Мария поцеловала на прощание в щёку, как она считала, своего отца, и открыла дверь. Пётр машинально проверил карманы, нашёл документы, а в кармане галифе ключи от квартиры. Спускаясь по лестнице, он натолкнулся на человека сильно похожего на Веньку. Тот как раз после ночи возвращался домой, с двумя пухлыми мешками. Один был за плечами, а второй он нёс в руке. Сосед бросил на Петра удивлённый взгляд, а потом резко отвернулся и, зачем-то, почти бегом припустил наверх. «Наверное, после ночной вахты на завод опаздывает? Вот и торопится. Только вот почему у него два вещмешка? Странно!», – размышлял Пётр, спускаясь по лестнице. Милицейские привычки начали потихоньку проявляться в нём, как будто сами собой.

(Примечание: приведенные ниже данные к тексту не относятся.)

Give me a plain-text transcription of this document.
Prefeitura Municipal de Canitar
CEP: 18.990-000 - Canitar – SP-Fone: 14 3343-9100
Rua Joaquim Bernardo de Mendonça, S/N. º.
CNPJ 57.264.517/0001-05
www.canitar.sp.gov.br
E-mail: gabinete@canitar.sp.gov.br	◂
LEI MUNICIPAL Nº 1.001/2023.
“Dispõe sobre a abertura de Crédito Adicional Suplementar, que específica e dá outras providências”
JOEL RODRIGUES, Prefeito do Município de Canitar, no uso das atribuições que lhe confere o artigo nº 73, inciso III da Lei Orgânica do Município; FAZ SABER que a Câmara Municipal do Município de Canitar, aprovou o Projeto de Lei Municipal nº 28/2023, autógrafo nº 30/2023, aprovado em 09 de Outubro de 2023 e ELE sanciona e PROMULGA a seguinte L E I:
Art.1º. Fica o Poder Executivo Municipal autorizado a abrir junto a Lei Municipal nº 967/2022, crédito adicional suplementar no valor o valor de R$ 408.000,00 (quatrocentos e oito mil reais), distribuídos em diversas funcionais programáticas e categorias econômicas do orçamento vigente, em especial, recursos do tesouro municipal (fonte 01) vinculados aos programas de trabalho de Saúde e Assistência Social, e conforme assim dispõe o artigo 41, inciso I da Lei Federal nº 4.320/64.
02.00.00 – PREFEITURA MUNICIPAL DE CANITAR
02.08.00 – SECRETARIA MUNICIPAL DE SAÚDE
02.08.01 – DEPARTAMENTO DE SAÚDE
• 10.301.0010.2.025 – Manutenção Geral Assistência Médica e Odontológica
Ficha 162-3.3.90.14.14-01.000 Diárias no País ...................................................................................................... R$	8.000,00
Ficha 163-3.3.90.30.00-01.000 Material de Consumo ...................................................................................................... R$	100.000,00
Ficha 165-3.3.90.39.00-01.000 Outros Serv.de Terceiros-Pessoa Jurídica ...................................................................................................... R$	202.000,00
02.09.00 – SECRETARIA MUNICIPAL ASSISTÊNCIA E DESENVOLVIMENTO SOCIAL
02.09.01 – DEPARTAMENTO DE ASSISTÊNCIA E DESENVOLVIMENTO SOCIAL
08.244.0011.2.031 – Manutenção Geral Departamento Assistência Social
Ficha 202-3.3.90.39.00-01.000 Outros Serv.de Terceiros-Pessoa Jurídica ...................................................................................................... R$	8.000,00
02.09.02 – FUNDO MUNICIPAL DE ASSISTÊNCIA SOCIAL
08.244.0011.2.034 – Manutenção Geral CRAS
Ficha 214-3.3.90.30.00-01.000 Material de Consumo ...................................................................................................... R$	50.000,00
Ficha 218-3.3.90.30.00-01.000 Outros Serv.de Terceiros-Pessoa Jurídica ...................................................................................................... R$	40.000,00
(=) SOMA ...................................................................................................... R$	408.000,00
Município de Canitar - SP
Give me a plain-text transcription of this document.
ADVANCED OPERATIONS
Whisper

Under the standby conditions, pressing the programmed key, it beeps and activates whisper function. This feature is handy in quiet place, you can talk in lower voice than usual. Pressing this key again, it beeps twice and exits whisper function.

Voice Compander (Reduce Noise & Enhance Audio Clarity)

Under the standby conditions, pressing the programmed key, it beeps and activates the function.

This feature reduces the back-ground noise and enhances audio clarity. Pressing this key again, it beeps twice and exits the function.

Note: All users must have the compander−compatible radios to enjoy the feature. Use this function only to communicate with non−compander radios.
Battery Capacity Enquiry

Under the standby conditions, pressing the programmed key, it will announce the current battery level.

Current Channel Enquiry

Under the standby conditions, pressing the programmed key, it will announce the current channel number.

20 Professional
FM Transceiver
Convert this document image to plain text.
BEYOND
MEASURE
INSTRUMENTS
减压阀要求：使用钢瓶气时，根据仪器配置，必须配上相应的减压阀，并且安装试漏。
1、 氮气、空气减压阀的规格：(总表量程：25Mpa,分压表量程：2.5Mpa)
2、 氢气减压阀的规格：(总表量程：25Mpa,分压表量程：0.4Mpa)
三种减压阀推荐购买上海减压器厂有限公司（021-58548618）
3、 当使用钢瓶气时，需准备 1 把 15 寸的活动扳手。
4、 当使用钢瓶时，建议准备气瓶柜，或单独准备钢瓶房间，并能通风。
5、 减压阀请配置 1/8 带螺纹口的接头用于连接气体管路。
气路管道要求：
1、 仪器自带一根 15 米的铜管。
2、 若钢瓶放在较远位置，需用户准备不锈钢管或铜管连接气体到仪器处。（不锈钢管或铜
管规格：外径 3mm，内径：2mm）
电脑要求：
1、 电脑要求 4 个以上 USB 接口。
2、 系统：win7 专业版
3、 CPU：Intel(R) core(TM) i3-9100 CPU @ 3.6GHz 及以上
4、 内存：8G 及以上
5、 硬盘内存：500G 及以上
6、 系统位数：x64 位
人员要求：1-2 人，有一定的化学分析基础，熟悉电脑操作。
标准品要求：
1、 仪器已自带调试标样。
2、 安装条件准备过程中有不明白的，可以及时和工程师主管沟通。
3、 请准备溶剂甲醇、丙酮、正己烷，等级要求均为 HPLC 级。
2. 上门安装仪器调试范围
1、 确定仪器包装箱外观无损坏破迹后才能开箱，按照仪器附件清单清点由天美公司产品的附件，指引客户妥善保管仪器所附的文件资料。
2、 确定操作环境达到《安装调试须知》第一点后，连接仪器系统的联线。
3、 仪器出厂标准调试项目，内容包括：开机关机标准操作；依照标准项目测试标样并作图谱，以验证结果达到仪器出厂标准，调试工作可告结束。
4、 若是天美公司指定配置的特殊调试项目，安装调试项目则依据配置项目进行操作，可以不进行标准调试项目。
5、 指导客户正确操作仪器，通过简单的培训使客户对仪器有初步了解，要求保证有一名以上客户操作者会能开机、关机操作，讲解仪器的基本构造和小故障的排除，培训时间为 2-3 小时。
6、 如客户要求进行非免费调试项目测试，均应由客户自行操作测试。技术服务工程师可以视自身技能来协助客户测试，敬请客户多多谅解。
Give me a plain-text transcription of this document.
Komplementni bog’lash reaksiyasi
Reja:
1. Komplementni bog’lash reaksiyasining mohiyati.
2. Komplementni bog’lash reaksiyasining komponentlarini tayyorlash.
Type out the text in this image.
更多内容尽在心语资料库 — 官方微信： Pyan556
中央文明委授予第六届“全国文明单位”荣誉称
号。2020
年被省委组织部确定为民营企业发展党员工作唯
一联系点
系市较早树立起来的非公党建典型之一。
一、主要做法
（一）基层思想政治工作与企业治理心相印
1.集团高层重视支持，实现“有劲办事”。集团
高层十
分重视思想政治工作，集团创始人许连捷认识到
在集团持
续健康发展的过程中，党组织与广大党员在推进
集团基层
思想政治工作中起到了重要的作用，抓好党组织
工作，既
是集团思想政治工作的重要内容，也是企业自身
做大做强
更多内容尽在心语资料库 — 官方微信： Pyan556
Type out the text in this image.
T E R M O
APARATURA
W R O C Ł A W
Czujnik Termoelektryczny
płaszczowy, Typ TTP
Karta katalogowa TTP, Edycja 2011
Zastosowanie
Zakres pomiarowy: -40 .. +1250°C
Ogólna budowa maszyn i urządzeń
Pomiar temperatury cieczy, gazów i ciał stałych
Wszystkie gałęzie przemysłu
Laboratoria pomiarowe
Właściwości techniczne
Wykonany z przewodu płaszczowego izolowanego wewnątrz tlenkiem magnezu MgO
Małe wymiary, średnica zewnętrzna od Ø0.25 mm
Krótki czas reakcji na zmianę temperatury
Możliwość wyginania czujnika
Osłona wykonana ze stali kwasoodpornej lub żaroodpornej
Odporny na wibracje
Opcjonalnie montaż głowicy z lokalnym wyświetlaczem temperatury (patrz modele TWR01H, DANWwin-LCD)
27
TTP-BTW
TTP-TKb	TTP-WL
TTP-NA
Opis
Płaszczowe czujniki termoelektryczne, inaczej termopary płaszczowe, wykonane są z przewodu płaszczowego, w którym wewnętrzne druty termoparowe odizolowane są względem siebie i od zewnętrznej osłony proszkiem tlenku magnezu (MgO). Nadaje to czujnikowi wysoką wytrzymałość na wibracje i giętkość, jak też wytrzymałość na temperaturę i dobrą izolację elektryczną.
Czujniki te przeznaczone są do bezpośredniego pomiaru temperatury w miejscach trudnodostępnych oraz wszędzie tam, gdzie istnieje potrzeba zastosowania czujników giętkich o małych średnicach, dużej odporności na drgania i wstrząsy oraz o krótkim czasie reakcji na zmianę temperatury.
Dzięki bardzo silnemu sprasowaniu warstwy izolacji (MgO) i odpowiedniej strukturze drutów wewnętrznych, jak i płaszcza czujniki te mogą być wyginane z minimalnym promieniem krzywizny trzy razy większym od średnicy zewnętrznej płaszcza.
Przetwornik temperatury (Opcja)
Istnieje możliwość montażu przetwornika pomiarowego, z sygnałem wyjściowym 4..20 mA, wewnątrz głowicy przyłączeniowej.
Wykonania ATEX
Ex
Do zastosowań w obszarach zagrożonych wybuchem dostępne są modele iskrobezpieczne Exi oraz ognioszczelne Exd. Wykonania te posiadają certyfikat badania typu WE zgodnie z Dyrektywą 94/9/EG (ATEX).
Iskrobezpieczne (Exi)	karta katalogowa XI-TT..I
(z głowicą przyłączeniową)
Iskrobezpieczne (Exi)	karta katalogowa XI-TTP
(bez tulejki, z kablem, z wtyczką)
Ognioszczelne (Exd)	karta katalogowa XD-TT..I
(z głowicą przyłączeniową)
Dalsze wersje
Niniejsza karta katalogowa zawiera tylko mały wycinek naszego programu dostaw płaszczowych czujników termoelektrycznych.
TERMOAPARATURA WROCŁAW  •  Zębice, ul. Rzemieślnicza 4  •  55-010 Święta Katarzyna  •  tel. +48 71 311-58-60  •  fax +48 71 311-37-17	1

Когда он спустился на первый этаж и взялся за ручку входной двери, то сообразил, что его соседа звали Прокоп. Память услужливо подсказала ему нужные сведения. Она стала дозированно выдавать ему информацию о послевоенном Ленинграде. Пётр был словно дитё в новом для него мире и ему приходилось учиться в нём жить заново. Жить так, как жил его дед после войны. Жить, чтобы жила его мать, и чтобы по мере сил очищать родной город от вылезших после войны изо всех щелей в огромном количестве бандитов и воров самых разных мастей. Теперь, это была его работа – очищать страну от коросты грязи. Он должен сделать то, что в своё время не успел закончить дед. Пётр более чем уверен, что его дед, которого тоже звали Пётр, погиб от рук бандитов. Только вот где и как он погиб – пока Пётр этого не знал? Может ему и удастся ответить на этот вопрос, но, со временем.

Вовремя Пётр прибыл в послевоенный Ленинград. У матери только недавно, как погибла тётка. Какие-то малолетние пацаны зарезали её прямо во дворе дома из-за продуктов и продуктовых карточек. Вечером она шла с работы, а в тот день на заводе давали картошку. Немного дали и пол авоськи не было. Гопники попытались вырвать её из рук тётки, но та закричала. Тогда бандиты пырнули её ножом в живот, схватили у неё сумочку и тут же убежали. Картошка рассыпалась на асфальте возле убитой тёти и так и осталась валяться, пока не прибежала Марья. Может сегодня утром Пётр как раз и ел эту самую картошку.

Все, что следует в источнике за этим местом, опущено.